Roger Duke has presented an engaging and helpful rhetorical analysis of a potent evangelistic sermon by Spurgeon. This attempt is certainly not anomalous, for Spurgeon was quite conversant with the discipline of rhetoric and viewed it positively. He recommended the study of rhetoric to his ministerial students and commended the proper use of it as a means of increasing one’s usefulness. He shows how Spurgeon’s careful use of sacred rhetoric did not hide the text or make his presentation seemed contrived, but served to open the text in its intense passion for the truth and for the souls of his hearers. Roger’s analysis helps give us an awareness of useful rhetorical devices.

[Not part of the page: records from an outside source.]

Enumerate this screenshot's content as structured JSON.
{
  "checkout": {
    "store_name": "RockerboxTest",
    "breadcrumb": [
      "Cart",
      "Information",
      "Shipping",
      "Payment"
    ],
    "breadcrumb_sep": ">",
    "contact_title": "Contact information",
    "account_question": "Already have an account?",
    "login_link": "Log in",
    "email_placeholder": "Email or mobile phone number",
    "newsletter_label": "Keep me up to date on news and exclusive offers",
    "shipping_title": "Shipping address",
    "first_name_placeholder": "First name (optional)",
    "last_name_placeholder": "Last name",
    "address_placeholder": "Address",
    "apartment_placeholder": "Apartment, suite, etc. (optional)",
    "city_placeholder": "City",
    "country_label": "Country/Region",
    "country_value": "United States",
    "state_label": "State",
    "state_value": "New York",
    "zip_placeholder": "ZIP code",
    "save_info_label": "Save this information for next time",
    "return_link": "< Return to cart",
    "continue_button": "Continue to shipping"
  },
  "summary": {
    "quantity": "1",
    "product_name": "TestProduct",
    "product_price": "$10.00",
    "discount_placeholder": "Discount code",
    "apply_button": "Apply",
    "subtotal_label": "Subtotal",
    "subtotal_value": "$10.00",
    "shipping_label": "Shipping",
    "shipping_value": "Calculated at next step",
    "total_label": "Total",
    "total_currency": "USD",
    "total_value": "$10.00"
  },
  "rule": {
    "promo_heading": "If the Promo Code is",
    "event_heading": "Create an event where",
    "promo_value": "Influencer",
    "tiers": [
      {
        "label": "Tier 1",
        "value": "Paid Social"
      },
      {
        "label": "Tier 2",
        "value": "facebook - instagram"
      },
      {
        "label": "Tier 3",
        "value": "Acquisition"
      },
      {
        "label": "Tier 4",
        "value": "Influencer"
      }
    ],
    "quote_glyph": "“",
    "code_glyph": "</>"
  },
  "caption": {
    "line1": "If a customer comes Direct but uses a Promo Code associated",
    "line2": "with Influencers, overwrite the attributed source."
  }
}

Phil Newton reinforces this idea in his investigation of how doctrine must fire appropriate application. He shows how the Bible gives warrant for a variety of ways in which effective application can be made in order to drive the hearer to see the seriousness of the Bible’s demands on his life. He gives us insight from several master craftsmen of the art of truth-application and includes examples from his own preaching.
My article is a simple attempt to sensitize all of us who preach the gospel to the importance of the mental attitude and spiritual perceptions we have as we approach the pulpit. How should our minds be fitted for this oppressive opportunity to bring eternity into intersection with time? In what manner should we consider those precious minutes? With what spiritual attitude should we approach the stance we take as heralds of the message of God to saints and sinners? How can we minimize the intrusion of those selfish trivialities that so feverishly hover around the edges of our minds pressing to be released into the center of this divine/human encounter?
Jeff Robinson has written a personal interaction as well as a succinct review of the recent Mullins Lectures on Preaching at Southern Seminary. Those lectures, by Ray Ortlund, Jr., mesh with a most pleasing symmetry with the subject of this issue of the journal.
As always we pray that your time reading it will be well spent.